The lack of empathy exhibited by the authors towards the devastating ramifications of their assessment is chilling. In essence, they have proposed to eliminate an entire community so that assumed future tourists might enjoy additional — and debatable — recreational amenities.
The draft report is laced with inaccuracies and dangerous assumptions that are too numerous to address here. However, we point out a few glaring errors that simply cannot be ignored.
The report itself is a highly theoretical exercise, based in part on information culled from "cold calls" and mailings sent to random respondents in four Western states.
Participants were polled on past visits they made to the Klamath River, and then were asked if they would increase visits based on improvements noted in the river, such as enhanced water quality and angling harvests. Not surprisingly, respondents answered positively, and the draft report’s findings suggest that recreational visitation would increase under these circumstances. The study then balanced the theoretical economic gains associated with increased visits versus the costs for actions that were assumed to improve water quality and fishery conditions.
Although the study clearly states "we have no quantitative information about the impact of the individual restoration activities on habitat or water quality," the "restoration" activities chosen included:
* Acquiring all farmland within the Klamath Project at an assumed price.
* Acquiring forest land along the Klamath River and tributaries.
* Increasing Trinity River flows by 500,000 acre-feet per year.
* Removal of some Klamath River hydroelectric dams.
The report concludes that the recreational benefits achieved by increased recreational use would far outweigh the costs of buying farms and forests, removing water supplies from California’s Central Valley and removing hydroelectric dams.
Importantly, it provides no explanation whatsoever for how the radical "restoration" measures it proposes will improve the fishing and habitat conditions in the river.
It also fails to address the obvious impacts that would result from these measures. In the Upper Klamath Basin — even ignoring the callous attitude that would close down entire towns — what would be the cost of acquiring the residences, businesses, schoolhouses, and communities throughout the Klamath Project?
What would happen to recreation benefits — as well as the many other benefits associated with the private farmland — when the farmers disappear?

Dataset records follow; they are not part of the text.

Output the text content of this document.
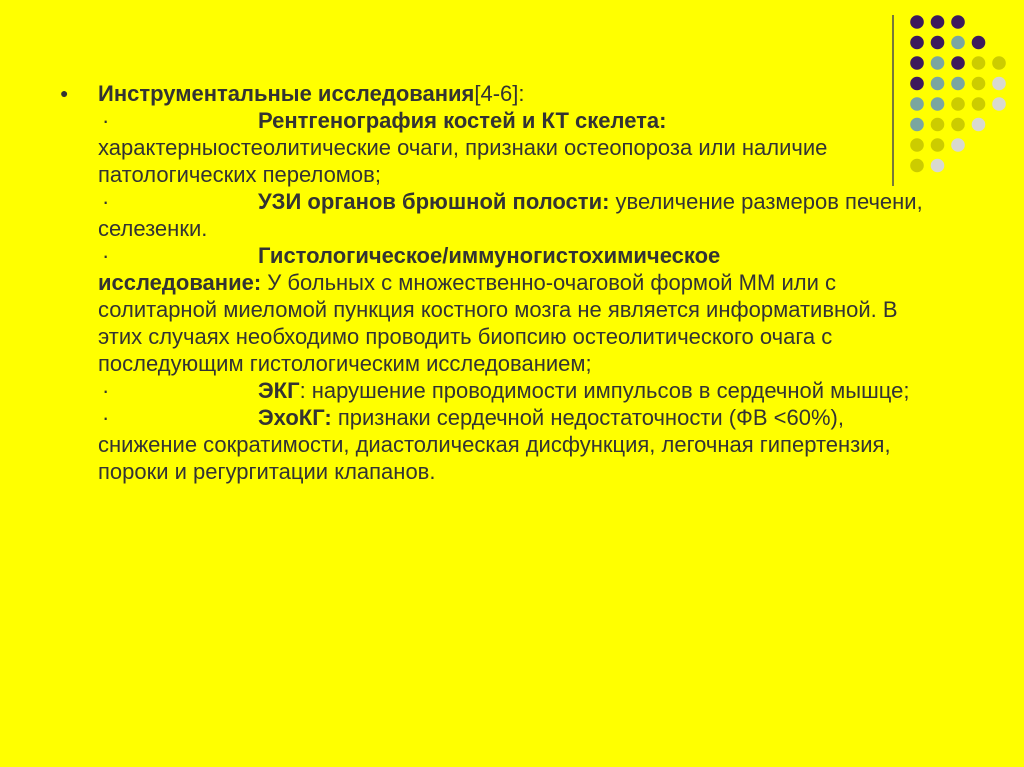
● Инструментальные исследования[4-6]:
·	Рентгенография костей и КТ скелета: характерныостеолитические очаги, признаки остеопороза или наличие патологических переломов;
·	УЗИ органов брюшной полости: увеличение размеров печени, селезенки.
·	Гистологическое/иммуногистохимическое
исследование: У больных с множественно-очаговой формой ММ или с солитарной миеломой пункция костного мозга не является информативной. В этих случаях необходимо проводить биопсию остеолитического очага с последующим гистологическим исследованием;
·	ЭКГ: нарушение проводимости импульсов в сердечной мышце;
·	ЭхоКГ: признаки сердечной недостаточности (ФВ <60%), снижение сократимости, диастолическая дисфункция, легочная гипертензия, пороки и регургитации клапанов.
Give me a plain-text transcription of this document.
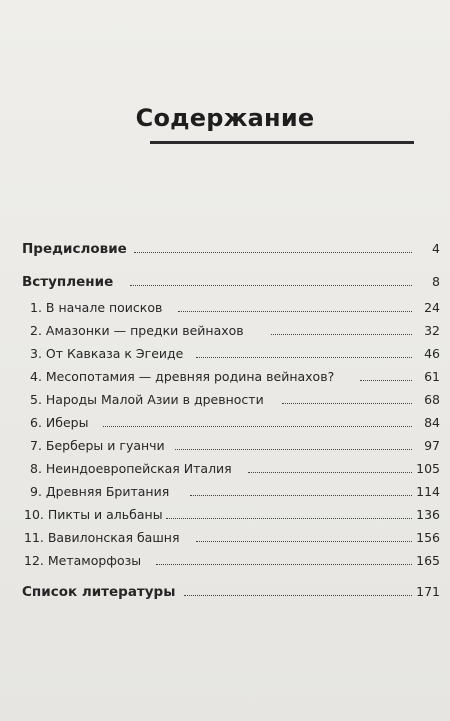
Содержание
Предисловие	4
Вступление	8
1. В начале поисков	24
2. Амазонки — предки вейнахов	32
3. От Кавказа к Эгеиде	46
4. Месопотамия — древняя родина вейнахов?	61
5. Народы Малой Азии в древности	68
6. Иберы	84
7. Берберы и гуанчи	97
8. Неиндоевропейская Италия	105
9. Древняя Британия	114
10. Пикты и альбаны	136
11. Вавилонская башня	156
12. Метаморфозы	165
Список литературы	171
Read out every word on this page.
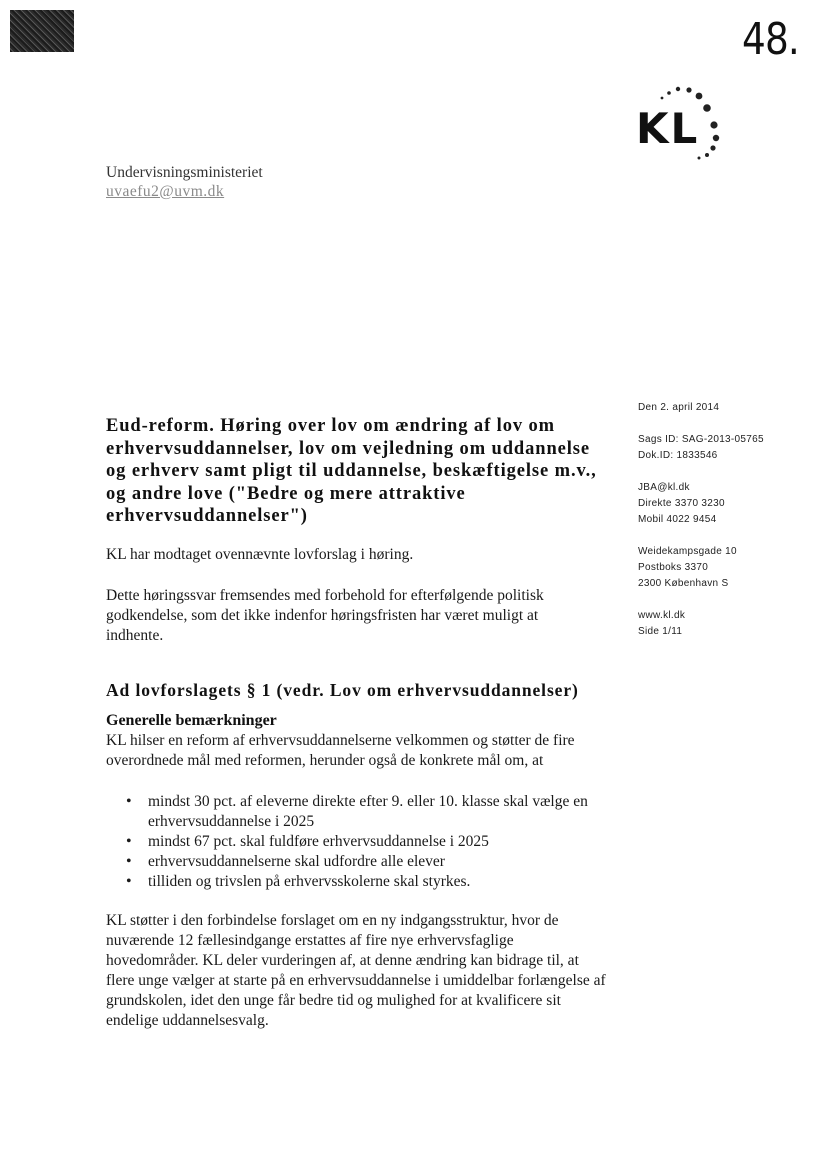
48.
KL
Undervisningsministeriet
uvaefu2@uvm.dk
Den 2. april 2014
Sags ID: SAG-2013-05765
Dok.ID: 1833546
JBA@kl.dk
Direkte 3370 3230
Mobil 4022 9454
Weidekampsgade 10
Postboks 3370
2300 København S
www.kl.dk
Side 1/11
Eud-reform. Høring over lov om ændring af lov om erhvervsuddannelser, lov om vejledning om uddannelse og erhverv samt pligt til uddannelse, beskæftigelse m.v., og andre love ("Bedre og mere attraktive erhvervsuddannelser")

KL har modtaget ovennævnte lovforslag i høring.

Dette høringssvar fremsendes med forbehold for efterfølgende politisk godkendelse, som det ikke indenfor høringsfristen har været muligt at indhente.

Ad lovforslagets § 1 (vedr. Lov om erhvervsuddannelser)
Generelle bemærkninger

KL hilser en reform af erhvervsuddannelserne velkommen og støtter de fire overordnede mål med reformen, herunder også de konkrete mål om, at

• mindst 30 pct. af eleverne direkte efter 9. eller 10. klasse skal vælge en erhvervsuddannelse i 2025
• mindst 67 pct. skal fuldføre erhvervsuddannelse i 2025
• erhvervsuddannelserne skal udfordre alle elever
• tilliden og trivslen på erhvervsskolerne skal styrkes.

KL støtter i den forbindelse forslaget om en ny indgangsstruktur, hvor de nuværende 12 fællesindgange erstattes af fire nye erhvervsfaglige hovedområder. KL deler vurderingen af, at denne ændring kan bidrage til, at flere unge vælger at starte på en erhvervsuddannelse i umiddelbar forlængelse af grundskolen, idet den unge får bedre tid og mulighed for at kvalificere sit endelige uddannelsesvalg.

What happens to the national wildlife refuges? How will they receive water when irrigation districts that serve them are wiped off the map?
The negative economic impacts associated with other proposed actions appear fairly obvious to us, but are nowhere even addressed in the draft report. This is but a small sampling of some very fundamental problems.
We do not know how this draft report was initiated, or when. We have formally requested that we be notified if Geological Survey intends to modify or finalize the current draft document.
So who knew?
While Felice Pace asserts that Geological Survey scientists completed "rigorous internal and academic peer review" of the draft report last year, our association had no knowledge that these reviews had been undertaken, or that such a report had even been commissioned.
How did we find out about the report? Just like (nearly) everyone else, we read about it in the Wall Street Journal last month. After spending hours working with our congressional delegation and senior U.S. Interior Department officials in Washington D.C. to track down a copy of the report, we determined later that a coalition of environmental groups had already obtained the report and issued a press release within hours of the Wall Street Journal coverage. Naturally, these groups immediately attacked the Bush administration for allegedly stifling the release of this damaging report.
Our association is working strenuously to preserve and enhance the assets and resources of this Basin in a constructive manner. We have witnessed a barrage of well-coordinated legal, legislative and media attacks on Klamath Project farmers in the past two months.
The "leak" of the draft Geological Survey report — and its use by anti-farming interests as a tool to marginalize the importance of Klamath Project irrigators — is just the latest such attack. These attacks only serve to erode the potential to forge truly constructive approaches to the water resources challenges we face in the entire Klamath River watershed. But we are heartened by the response from other Americans throughout the country who understand that farmers in Klamath
and other parts of the nation are part of the solution, and not a problem that can be written off with the stroke of an economist’s pen.